Compassion is the keen awareness of the interdependence of all things.
I heard her young voice, clear and articulate for a two-year old saying something about a spider and a skirt. There wasn’t fear and anxiety in her voice, just matter-of-factness and wonder, like “Hey look at what I found in my skirt.” I shouted down the hallway, “Did you find a spider in your skirt?” “Yeah, come look,” she replied.
I walked down the hall, where she showed me a tiny spider hiding in the folds of her pink skirt, while her eyes glowed with warmth in the fading light of evening. She wanted to take this small creature outside to let it go safely, so that is what we did, gently dropping the arachnid onto the ground beneath a huckleberry bush.
How many kids or adults for that matter would have screamed and then smashed the spider? Where does this reaction come from? Arachnophobia, the extreme or irrational fear of spiders, is one of the more common and uncontrollable fears.Most people don’t suffer from arachnophobia, yet the automatic reaction to kill a spider seems ingrained. We have never taught that fear nor the wonton killing of spiders or any other insects, whether inside our house or not. Sometimes we let them be, like the daddy longlegs in the corners of the bathroom, while other times we capture them, usually with a mason jar, and kindly release them outside. Our kids’ behavior parallels ours, illustrating the importance of acting the way we want our kids to act. They observe, imitate, see what happens and then either change their behavior or repeat it. Over time imitation can become habit and we often rationalize our habits to make them normal or necessary. In this way our fears can become the next generation’s rationalized behavior.

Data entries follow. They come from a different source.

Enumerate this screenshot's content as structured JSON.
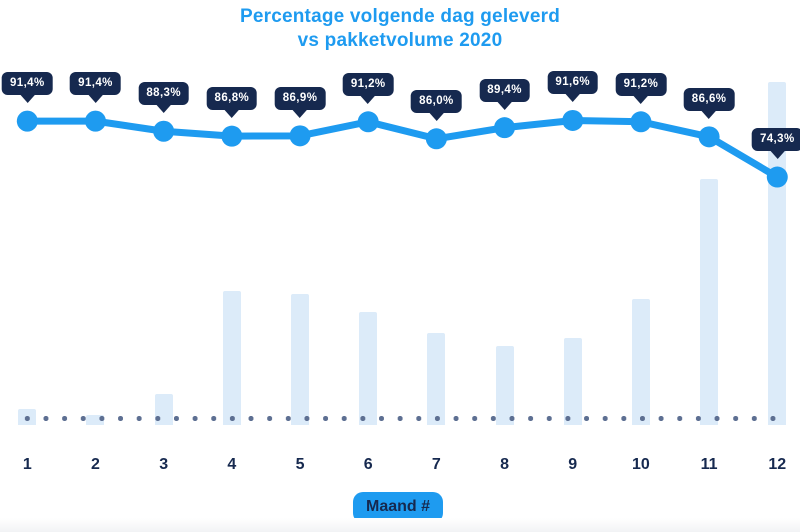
{
  "title": {
    "line1": "Percentage volgende dag geleverd",
    "line2": "vs pakketvolume 2020"
  },
  "x_axis": {
    "badge_label": "Maand #",
    "months": [
      "1",
      "2",
      "3",
      "4",
      "5",
      "6",
      "7",
      "8",
      "9",
      "10",
      "11",
      "12"
    ]
  },
  "chart_data": {
    "type": "combo",
    "title": "Percentage volgende dag geleverd vs pakketvolume 2020",
    "xlabel": "Maand #",
    "ylabel": "",
    "categories": [
      1,
      2,
      3,
      4,
      5,
      6,
      7,
      8,
      9,
      10,
      11,
      12
    ],
    "legend": false,
    "grid": false,
    "baseline_style": "dotted",
    "series": [
      {
        "name": "Percentage volgende dag geleverd",
        "type": "line",
        "unit": "%",
        "values": [
          91.4,
          91.4,
          88.3,
          86.8,
          86.9,
          91.2,
          86.0,
          89.4,
          91.6,
          91.2,
          86.6,
          74.3
        ],
        "labels": [
          "91,4%",
          "91,4%",
          "88,3%",
          "86,8%",
          "86,9%",
          "91,2%",
          "86,0%",
          "89,4%",
          "91,6%",
          "91,2%",
          "86,6%",
          "74,3%"
        ],
        "value_labels_shown": true,
        "color": "#1e9bf0"
      },
      {
        "name": "Pakketvolume 2020",
        "type": "bar",
        "unit": "relative index, max month = 100 (no value axis shown)",
        "values": [
          4.7,
          2.9,
          9.0,
          39.1,
          38.2,
          32.9,
          26.8,
          23.0,
          25.4,
          36.7,
          71.7,
          100
        ],
        "color": "#dcebf9"
      }
    ]
  },
  "colors": {
    "accent": "#1e9bf0",
    "navy": "#16294f",
    "bar": "#dcebf9",
    "dots": "#5d6f92",
    "bg": "#ffffff"
  }
}
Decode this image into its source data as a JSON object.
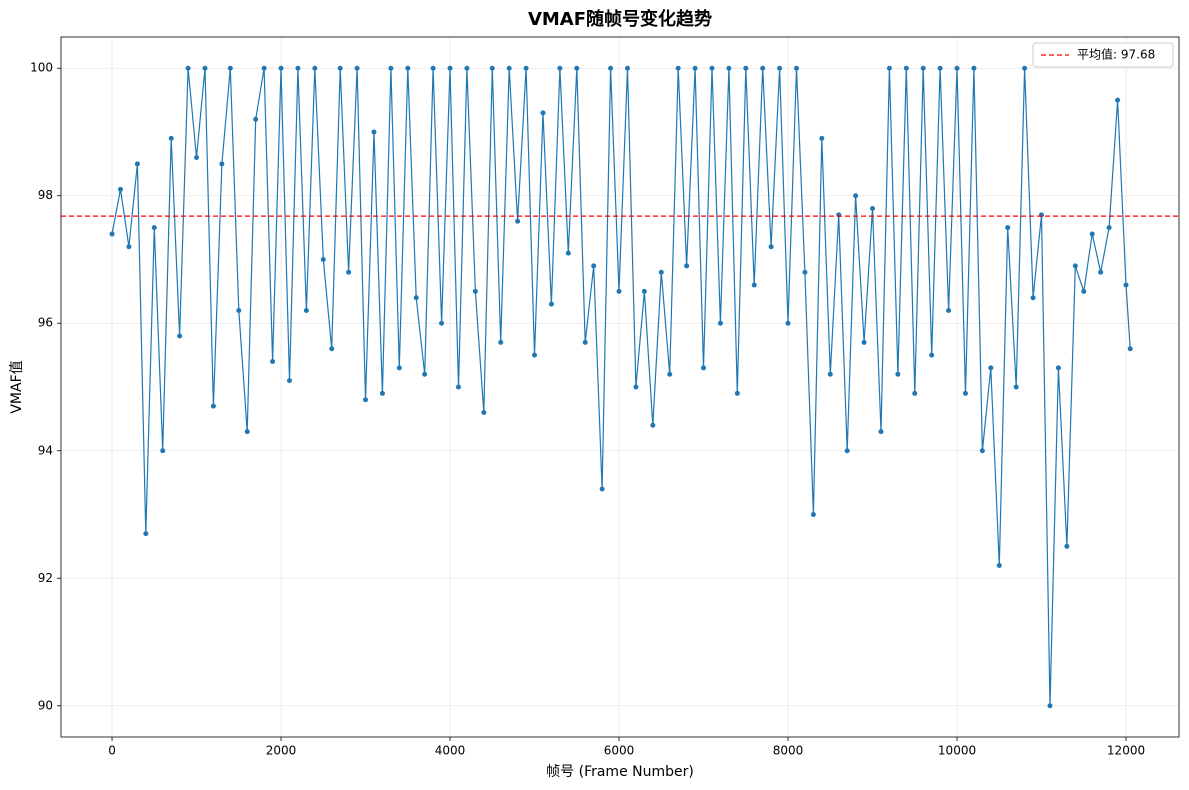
{
  "chart_data": {
    "type": "line",
    "title": "VMAF随帧号变化趋势",
    "x_label": "帧号 (Frame Number)",
    "y_label": "VMAF值",
    "x": [
      0,
      100,
      200,
      300,
      400,
      500,
      600,
      700,
      800,
      900,
      1000,
      1100,
      1200,
      1300,
      1400,
      1500,
      1600,
      1700,
      1800,
      1900,
      2000,
      2100,
      2200,
      2300,
      2400,
      2500,
      2600,
      2700,
      2800,
      2900,
      3000,
      3100,
      3200,
      3300,
      3400,
      3500,
      3600,
      3700,
      3800,
      3900,
      4000,
      4100,
      4200,
      4300,
      4400,
      4500,
      4600,
      4700,
      4800,
      4900,
      5000,
      5100,
      5200,
      5300,
      5400,
      5500,
      5600,
      5700,
      5800,
      5900,
      6000,
      6100,
      6200,
      6300,
      6400,
      6500,
      6600,
      6700,
      6800,
      6900,
      7000,
      7100,
      7200,
      7300,
      7400,
      7500,
      7600,
      7700,
      7800,
      7900,
      8000,
      8100,
      8200,
      8300,
      8400,
      8500,
      8600,
      8700,
      8800,
      8900,
      9000,
      9100,
      9200,
      9300,
      9400,
      9500,
      9600,
      9700,
      9800,
      9900,
      10000,
      10100,
      10200,
      10300,
      10400,
      10500,
      10600,
      10700,
      10800,
      10900,
      11000,
      11100,
      11200,
      11300,
      11400,
      11500,
      11600,
      11700,
      11800,
      11900,
      12000,
      12050
    ],
    "series": [
      {
        "color": "#1f77b4",
        "values": [
          97.4,
          98.1,
          97.2,
          98.5,
          92.7,
          97.5,
          94.0,
          98.9,
          95.8,
          100,
          98.6,
          100,
          94.7,
          98.5,
          100,
          96.2,
          94.3,
          99.2,
          100,
          95.4,
          100,
          95.1,
          100,
          96.2,
          100,
          97.0,
          95.6,
          100,
          96.8,
          100,
          94.8,
          99.0,
          94.9,
          100,
          95.3,
          100,
          96.4,
          95.2,
          100,
          96.0,
          100,
          95.0,
          100,
          96.5,
          94.6,
          100,
          95.7,
          100,
          97.6,
          100,
          95.5,
          99.3,
          96.3,
          100,
          97.1,
          100,
          95.7,
          96.9,
          93.4,
          100,
          96.5,
          100,
          95.0,
          96.5,
          94.4,
          96.8,
          95.2,
          100,
          96.9,
          100,
          95.3,
          100,
          96.0,
          100,
          94.9,
          100,
          96.6,
          100,
          97.2,
          100,
          96.0,
          100,
          96.8,
          93.0,
          98.9,
          95.2,
          97.7,
          94.0,
          98.0,
          95.7,
          97.8,
          94.3,
          100,
          95.2,
          100,
          94.9,
          100,
          95.5,
          100,
          96.2,
          100,
          94.9,
          100,
          94.0,
          95.3,
          92.2,
          97.5,
          95.0,
          100,
          96.4,
          97.7,
          90.0,
          95.3,
          92.5,
          96.9,
          96.5,
          97.4,
          96.8,
          97.5,
          99.5,
          96.6,
          95.6
        ]
      }
    ],
    "mean_line": {
      "label": "平均值: 97.68",
      "value": 97.68,
      "color": "#ff0000"
    },
    "legend_position": "upper right",
    "xlim": [
      -604,
      12627
    ],
    "ylim": [
      89.51,
      100.49
    ],
    "xticks": [
      0,
      2000,
      4000,
      6000,
      8000,
      10000,
      12000
    ],
    "yticks": [
      90,
      92,
      94,
      96,
      98,
      100
    ],
    "grid": true
  }
}
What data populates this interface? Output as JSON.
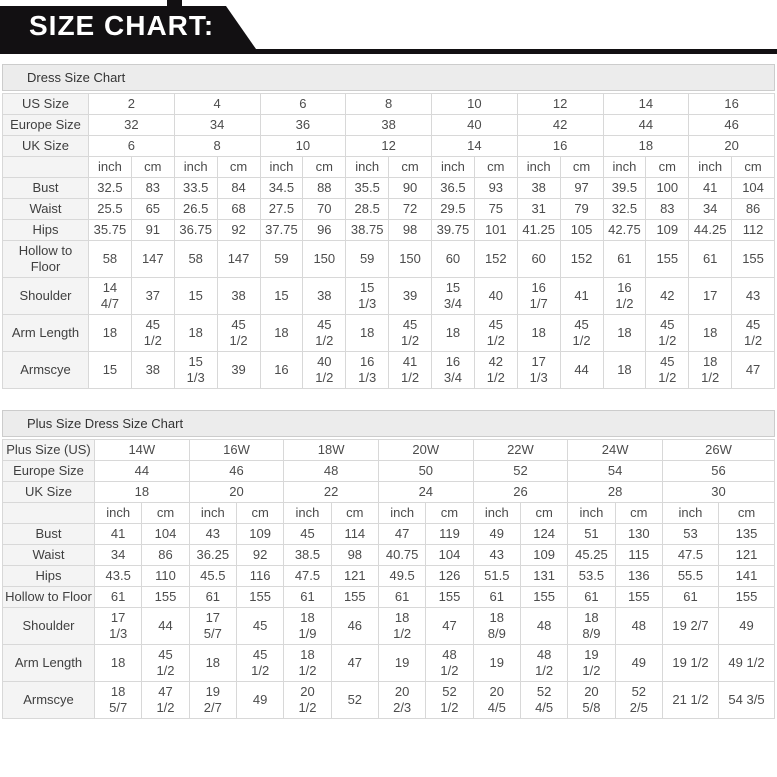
{
  "banner": {
    "title": "SIZE CHART:"
  },
  "tables": [
    {
      "title": "Dress Size Chart",
      "unit_headers": [
        "inch",
        "cm"
      ],
      "size_rows": [
        {
          "label": "US Size",
          "values": [
            "2",
            "4",
            "6",
            "8",
            "10",
            "12",
            "14",
            "16"
          ]
        },
        {
          "label": "Europe Size",
          "values": [
            "32",
            "34",
            "36",
            "38",
            "40",
            "42",
            "44",
            "46"
          ]
        },
        {
          "label": "UK Size",
          "values": [
            "6",
            "8",
            "10",
            "12",
            "14",
            "16",
            "18",
            "20"
          ]
        }
      ],
      "measure_rows": [
        {
          "label": "Bust",
          "values": [
            "32.5",
            "83",
            "33.5",
            "84",
            "34.5",
            "88",
            "35.5",
            "90",
            "36.5",
            "93",
            "38",
            "97",
            "39.5",
            "100",
            "41",
            "104"
          ]
        },
        {
          "label": "Waist",
          "values": [
            "25.5",
            "65",
            "26.5",
            "68",
            "27.5",
            "70",
            "28.5",
            "72",
            "29.5",
            "75",
            "31",
            "79",
            "32.5",
            "83",
            "34",
            "86"
          ]
        },
        {
          "label": "Hips",
          "values": [
            "35.75",
            "91",
            "36.75",
            "92",
            "37.75",
            "96",
            "38.75",
            "98",
            "39.75",
            "101",
            "41.25",
            "105",
            "42.75",
            "109",
            "44.25",
            "112"
          ]
        },
        {
          "label": "Hollow to Floor",
          "values": [
            "58",
            "147",
            "58",
            "147",
            "59",
            "150",
            "59",
            "150",
            "60",
            "152",
            "60",
            "152",
            "61",
            "155",
            "61",
            "155"
          ]
        },
        {
          "label": "Shoulder",
          "values": [
            "14 4/7",
            "37",
            "15",
            "38",
            "15",
            "38",
            "15 1/3",
            "39",
            "15 3/4",
            "40",
            "16 1/7",
            "41",
            "16 1/2",
            "42",
            "17",
            "43"
          ]
        },
        {
          "label": "Arm Length",
          "values": [
            "18",
            "45 1/2",
            "18",
            "45 1/2",
            "18",
            "45 1/2",
            "18",
            "45 1/2",
            "18",
            "45 1/2",
            "18",
            "45 1/2",
            "18",
            "45 1/2",
            "18",
            "45 1/2"
          ]
        },
        {
          "label": "Armscye",
          "values": [
            "15",
            "38",
            "15 1/3",
            "39",
            "16",
            "40 1/2",
            "16 1/3",
            "41 1/2",
            "16 3/4",
            "42 1/2",
            "17 1/3",
            "44",
            "18",
            "45 1/2",
            "18 1/2",
            "47"
          ]
        }
      ]
    },
    {
      "title": "Plus Size Dress Size Chart",
      "unit_headers": [
        "inch",
        "cm"
      ],
      "size_rows": [
        {
          "label": "Plus Size (US)",
          "values": [
            "14W",
            "16W",
            "18W",
            "20W",
            "22W",
            "24W",
            "26W"
          ]
        },
        {
          "label": "Europe Size",
          "values": [
            "44",
            "46",
            "48",
            "50",
            "52",
            "54",
            "56"
          ]
        },
        {
          "label": "UK Size",
          "values": [
            "18",
            "20",
            "22",
            "24",
            "26",
            "28",
            "30"
          ]
        }
      ],
      "measure_rows": [
        {
          "label": "Bust",
          "values": [
            "41",
            "104",
            "43",
            "109",
            "45",
            "114",
            "47",
            "119",
            "49",
            "124",
            "51",
            "130",
            "53",
            "135"
          ]
        },
        {
          "label": "Waist",
          "values": [
            "34",
            "86",
            "36.25",
            "92",
            "38.5",
            "98",
            "40.75",
            "104",
            "43",
            "109",
            "45.25",
            "115",
            "47.5",
            "121"
          ]
        },
        {
          "label": "Hips",
          "values": [
            "43.5",
            "110",
            "45.5",
            "116",
            "47.5",
            "121",
            "49.5",
            "126",
            "51.5",
            "131",
            "53.5",
            "136",
            "55.5",
            "141"
          ]
        },
        {
          "label": "Hollow to Floor",
          "values": [
            "61",
            "155",
            "61",
            "155",
            "61",
            "155",
            "61",
            "155",
            "61",
            "155",
            "61",
            "155",
            "61",
            "155"
          ]
        },
        {
          "label": "Shoulder",
          "values": [
            "17 1/3",
            "44",
            "17 5/7",
            "45",
            "18 1/9",
            "46",
            "18 1/2",
            "47",
            "18 8/9",
            "48",
            "18 8/9",
            "48",
            "19 2/7",
            "49"
          ]
        },
        {
          "label": "Arm Length",
          "values": [
            "18",
            "45 1/2",
            "18",
            "45 1/2",
            "18 1/2",
            "47",
            "19",
            "48 1/2",
            "19",
            "48 1/2",
            "19 1/2",
            "49",
            "19 1/2",
            "49 1/2"
          ]
        },
        {
          "label": "Armscye",
          "values": [
            "18 5/7",
            "47 1/2",
            "19 2/7",
            "49",
            "20 1/2",
            "52",
            "20 2/3",
            "52 1/2",
            "20 4/5",
            "52 4/5",
            "20 5/8",
            "52 2/5",
            "21 1/2",
            "54 3/5"
          ]
        }
      ]
    }
  ]
}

Who cares about spiders you may be asking. All ethical consideration aside, which there are many in the case of killing anything, taking care of spiders is pragmatic in our household and is perhaps a matter of practice more than anything else. How we take care of anything, especially the supposedly lowliest creepy-crawlies, not only says something important about our minds and hearts, but also says something about how we take care of everything. Cheri Huber once wrote a book titled, “How You Do Anything is How You Do Everything.” How we wash the dishes says something about how we take care of everything else. Are we mindful, mindless, caring or careless? Do we look down upon this kind of domestic chore or do we look upon it as an important contribution to the household? And finally do we see the importance of practicing our deepest values, vows and intentions even (especially) when doing the mundane?
Back to the spiders and the girls. When I see my daughters treating spiders with care, respect and gentleness then I know that this is who they truly are inside and that they are likely to treat the rest of the world with equal compassion and respect. And despite all the times that I feel inadequate and insecure in my parenting, moments like this show me my true self as beautifully reflected in the kind actions of small creatures.